Mit Blick auf den Volkswillen heißt es weiter:

„Die einzige Kraft, die diesen Prozess aufhalten kann, ist eine unabhängige, breite Organisierung der Gesellschaft von unten nach oben. Es reicht nicht, nur ‚Nein zum Krieg‘ zu sagen. Entscheidend ist, das entstandene Machtvakuum bewusst für einen grundlegenden Umbruch zu nutzen. Die Arbeiterklasse, die Jugend und die Frauen müssen wissen: Keine ausländische Macht wird uns Freiheit bringen. Die Stärkung der Gewerkschaften sowie der Aufbau lokaler Komitees und Räte sind keine Option mehr. Sie sind unter Kriegsbedingungen eine dringende Notwendigkeit – sowohl zum Überleben als auch, um unser Schicksal selbst in die Hand zu nehmen. Wir rufen die Völker der Welt und die Werktätigen auf, nicht die Kriegsmaschinen zu unterstützen, sondern das Recht des iranischen Volkes, seine eigene Zukunft zu gestalten.“

„Ihr Völkermörder, zieht eure Hände von Iran ab“

Auch die iranische Frauenorganisation Osyan veröffentlichte eine Erklärung. Darin heißt es: „Die Nachricht vom Tod Chameneis erfreut viele Menschen, die seit Jahrzehnten unter Unterdrückung, Armut, Hinrichtungen, Gefängnis und Perspektivlosigkeit leben. Doch wenn ein solcher Verbrecher von imperialistisch-faschistischen Akteuren wie den USA und Israel getötet wird, verschafft ihnen das keinerlei Legitimität.“

Weiter erklärt die Organisation: „Sie vertreten dieselbe globale Ordnung – einer ist so mörderisch wie der andere. Ihr Konflikt dreht sich nicht um die Freiheit des iranischen Volkes, sondern um Interessen und die Neuverteilung von Macht innerhalb desselben Systems. Täuschen wir uns nicht: Der Feind unseres Feindes ist nicht unser Freund.

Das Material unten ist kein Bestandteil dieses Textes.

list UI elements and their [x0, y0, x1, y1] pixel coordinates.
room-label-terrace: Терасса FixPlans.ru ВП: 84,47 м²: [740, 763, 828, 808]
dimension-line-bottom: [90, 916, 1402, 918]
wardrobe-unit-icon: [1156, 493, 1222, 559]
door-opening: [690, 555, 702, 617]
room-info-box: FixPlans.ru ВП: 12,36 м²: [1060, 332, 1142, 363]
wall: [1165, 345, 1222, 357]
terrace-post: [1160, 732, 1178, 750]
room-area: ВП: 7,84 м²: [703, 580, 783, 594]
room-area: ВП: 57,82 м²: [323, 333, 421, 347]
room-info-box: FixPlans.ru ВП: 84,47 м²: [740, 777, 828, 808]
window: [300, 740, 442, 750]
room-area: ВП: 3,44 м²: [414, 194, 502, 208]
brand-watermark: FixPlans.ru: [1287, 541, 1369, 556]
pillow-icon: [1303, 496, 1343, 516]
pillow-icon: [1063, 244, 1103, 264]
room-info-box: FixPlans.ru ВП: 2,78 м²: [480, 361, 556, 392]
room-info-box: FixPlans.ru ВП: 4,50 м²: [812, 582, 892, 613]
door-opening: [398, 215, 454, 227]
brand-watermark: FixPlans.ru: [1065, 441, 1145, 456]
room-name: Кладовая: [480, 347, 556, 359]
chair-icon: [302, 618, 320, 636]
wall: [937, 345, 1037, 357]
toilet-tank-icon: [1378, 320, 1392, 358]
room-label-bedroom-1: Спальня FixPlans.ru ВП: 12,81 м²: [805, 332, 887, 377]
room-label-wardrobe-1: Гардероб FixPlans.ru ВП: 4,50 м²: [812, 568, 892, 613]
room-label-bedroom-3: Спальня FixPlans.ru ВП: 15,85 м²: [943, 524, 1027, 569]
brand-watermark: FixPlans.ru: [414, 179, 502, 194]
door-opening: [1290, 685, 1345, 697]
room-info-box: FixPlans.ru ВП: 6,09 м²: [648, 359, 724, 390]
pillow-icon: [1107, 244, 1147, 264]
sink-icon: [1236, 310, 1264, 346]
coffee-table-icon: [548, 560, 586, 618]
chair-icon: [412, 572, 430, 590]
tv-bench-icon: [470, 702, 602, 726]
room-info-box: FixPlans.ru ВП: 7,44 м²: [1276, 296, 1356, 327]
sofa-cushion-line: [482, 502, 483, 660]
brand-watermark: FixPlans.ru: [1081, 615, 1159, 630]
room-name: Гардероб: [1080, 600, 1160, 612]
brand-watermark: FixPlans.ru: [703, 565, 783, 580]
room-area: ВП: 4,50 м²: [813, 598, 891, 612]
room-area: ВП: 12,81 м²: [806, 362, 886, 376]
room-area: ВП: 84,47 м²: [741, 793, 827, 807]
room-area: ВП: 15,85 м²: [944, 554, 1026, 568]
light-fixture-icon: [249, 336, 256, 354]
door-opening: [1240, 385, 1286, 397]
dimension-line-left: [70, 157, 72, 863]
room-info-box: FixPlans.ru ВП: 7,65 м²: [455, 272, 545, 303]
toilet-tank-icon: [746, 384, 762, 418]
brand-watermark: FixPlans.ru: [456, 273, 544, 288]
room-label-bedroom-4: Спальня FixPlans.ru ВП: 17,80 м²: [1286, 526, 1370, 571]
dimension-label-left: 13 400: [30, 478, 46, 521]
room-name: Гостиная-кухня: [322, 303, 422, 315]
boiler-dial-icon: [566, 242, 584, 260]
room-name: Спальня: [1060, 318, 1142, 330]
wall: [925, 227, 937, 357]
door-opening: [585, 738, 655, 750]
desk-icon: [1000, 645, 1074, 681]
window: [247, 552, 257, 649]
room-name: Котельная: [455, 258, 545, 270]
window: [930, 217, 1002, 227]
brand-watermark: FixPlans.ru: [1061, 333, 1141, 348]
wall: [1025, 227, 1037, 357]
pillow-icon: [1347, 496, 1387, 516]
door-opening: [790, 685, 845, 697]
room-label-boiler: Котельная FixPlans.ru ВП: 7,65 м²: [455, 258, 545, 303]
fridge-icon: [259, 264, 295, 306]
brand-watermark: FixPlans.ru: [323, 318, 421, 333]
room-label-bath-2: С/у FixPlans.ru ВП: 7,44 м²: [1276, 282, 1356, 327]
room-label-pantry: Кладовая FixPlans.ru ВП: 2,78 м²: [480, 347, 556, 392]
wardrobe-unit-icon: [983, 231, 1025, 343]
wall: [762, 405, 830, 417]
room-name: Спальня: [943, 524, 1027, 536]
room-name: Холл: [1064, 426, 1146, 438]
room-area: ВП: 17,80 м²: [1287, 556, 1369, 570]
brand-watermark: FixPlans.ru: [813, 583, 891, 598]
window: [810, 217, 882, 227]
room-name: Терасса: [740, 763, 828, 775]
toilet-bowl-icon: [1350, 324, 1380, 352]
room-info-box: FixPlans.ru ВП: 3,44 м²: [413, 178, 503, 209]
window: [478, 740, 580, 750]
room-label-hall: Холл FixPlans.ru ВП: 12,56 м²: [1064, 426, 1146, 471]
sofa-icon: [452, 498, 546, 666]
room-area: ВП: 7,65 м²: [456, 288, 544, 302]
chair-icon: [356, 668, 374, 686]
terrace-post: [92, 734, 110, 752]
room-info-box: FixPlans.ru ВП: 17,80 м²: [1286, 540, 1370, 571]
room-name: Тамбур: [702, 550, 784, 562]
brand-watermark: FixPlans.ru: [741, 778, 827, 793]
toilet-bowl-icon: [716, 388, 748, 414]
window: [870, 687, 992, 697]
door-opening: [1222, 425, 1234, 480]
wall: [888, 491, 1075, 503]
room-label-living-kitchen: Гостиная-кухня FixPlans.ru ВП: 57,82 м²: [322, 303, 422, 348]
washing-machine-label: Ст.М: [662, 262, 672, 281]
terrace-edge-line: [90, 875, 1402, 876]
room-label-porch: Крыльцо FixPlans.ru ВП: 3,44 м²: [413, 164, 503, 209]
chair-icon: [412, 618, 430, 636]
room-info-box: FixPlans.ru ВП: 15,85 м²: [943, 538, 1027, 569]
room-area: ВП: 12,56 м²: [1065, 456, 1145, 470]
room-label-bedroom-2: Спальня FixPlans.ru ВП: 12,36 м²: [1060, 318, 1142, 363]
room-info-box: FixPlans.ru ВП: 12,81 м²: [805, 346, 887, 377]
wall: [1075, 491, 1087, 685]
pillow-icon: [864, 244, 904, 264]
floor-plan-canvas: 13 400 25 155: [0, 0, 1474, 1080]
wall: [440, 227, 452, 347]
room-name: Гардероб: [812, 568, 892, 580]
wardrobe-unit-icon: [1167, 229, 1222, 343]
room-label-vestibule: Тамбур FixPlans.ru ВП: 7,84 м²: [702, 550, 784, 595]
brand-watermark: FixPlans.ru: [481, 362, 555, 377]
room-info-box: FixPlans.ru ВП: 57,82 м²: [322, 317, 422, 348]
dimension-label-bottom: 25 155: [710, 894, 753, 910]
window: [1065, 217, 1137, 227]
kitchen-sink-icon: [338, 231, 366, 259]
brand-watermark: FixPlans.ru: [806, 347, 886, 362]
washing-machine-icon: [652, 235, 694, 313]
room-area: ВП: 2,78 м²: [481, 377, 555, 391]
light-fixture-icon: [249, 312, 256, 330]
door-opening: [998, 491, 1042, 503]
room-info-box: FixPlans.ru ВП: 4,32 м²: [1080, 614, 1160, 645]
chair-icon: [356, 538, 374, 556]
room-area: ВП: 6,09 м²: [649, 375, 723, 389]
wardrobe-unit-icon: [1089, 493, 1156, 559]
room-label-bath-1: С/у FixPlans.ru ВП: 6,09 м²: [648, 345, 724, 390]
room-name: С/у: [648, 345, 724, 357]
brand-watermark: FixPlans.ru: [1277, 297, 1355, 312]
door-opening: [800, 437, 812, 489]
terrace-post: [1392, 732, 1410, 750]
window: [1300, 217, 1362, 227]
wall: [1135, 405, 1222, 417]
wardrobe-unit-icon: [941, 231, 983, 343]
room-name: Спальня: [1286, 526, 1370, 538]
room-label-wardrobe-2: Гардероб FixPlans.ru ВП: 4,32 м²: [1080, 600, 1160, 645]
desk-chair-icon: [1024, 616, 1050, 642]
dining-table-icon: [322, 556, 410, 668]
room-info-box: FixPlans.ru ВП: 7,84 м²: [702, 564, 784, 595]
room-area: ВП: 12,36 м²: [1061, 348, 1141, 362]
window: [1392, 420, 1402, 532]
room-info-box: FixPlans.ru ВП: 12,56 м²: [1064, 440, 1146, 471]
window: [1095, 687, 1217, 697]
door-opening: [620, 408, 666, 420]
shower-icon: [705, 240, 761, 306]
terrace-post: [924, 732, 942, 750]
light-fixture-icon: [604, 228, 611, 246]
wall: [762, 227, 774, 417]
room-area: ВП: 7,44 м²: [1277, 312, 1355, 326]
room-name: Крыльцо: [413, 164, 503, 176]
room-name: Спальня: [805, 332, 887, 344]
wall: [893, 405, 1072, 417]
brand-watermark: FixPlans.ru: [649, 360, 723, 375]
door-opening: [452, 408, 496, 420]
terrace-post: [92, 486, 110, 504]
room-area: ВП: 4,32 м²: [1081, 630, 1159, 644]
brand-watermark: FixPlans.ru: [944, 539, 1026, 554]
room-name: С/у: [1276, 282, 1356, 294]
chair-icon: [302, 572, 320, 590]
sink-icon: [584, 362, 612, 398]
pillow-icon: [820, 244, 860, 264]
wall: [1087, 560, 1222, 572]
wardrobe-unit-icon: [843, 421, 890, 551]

Der einzige Moment, über den wir uns wirklich freuen könnten, wäre der Sturz der Islamischen Republik durch das Volk selbst – und der Zeitpunkt, an dem Kriegstreiber, Völkermörder und globale Verbrecher ihre Hände vollständig von unserem Volk, unserer Natur und unserer Zukunft lassen. An die USA und Israel richten wir die Worte: Zieht eure Hände von Iran ab!“

Der Artikel ist erstmals am 2. März 2026 auf Türkisch in der Tageszeitung „Evrensel“ erschienen und wurde für unsere Zeitung übersetzt.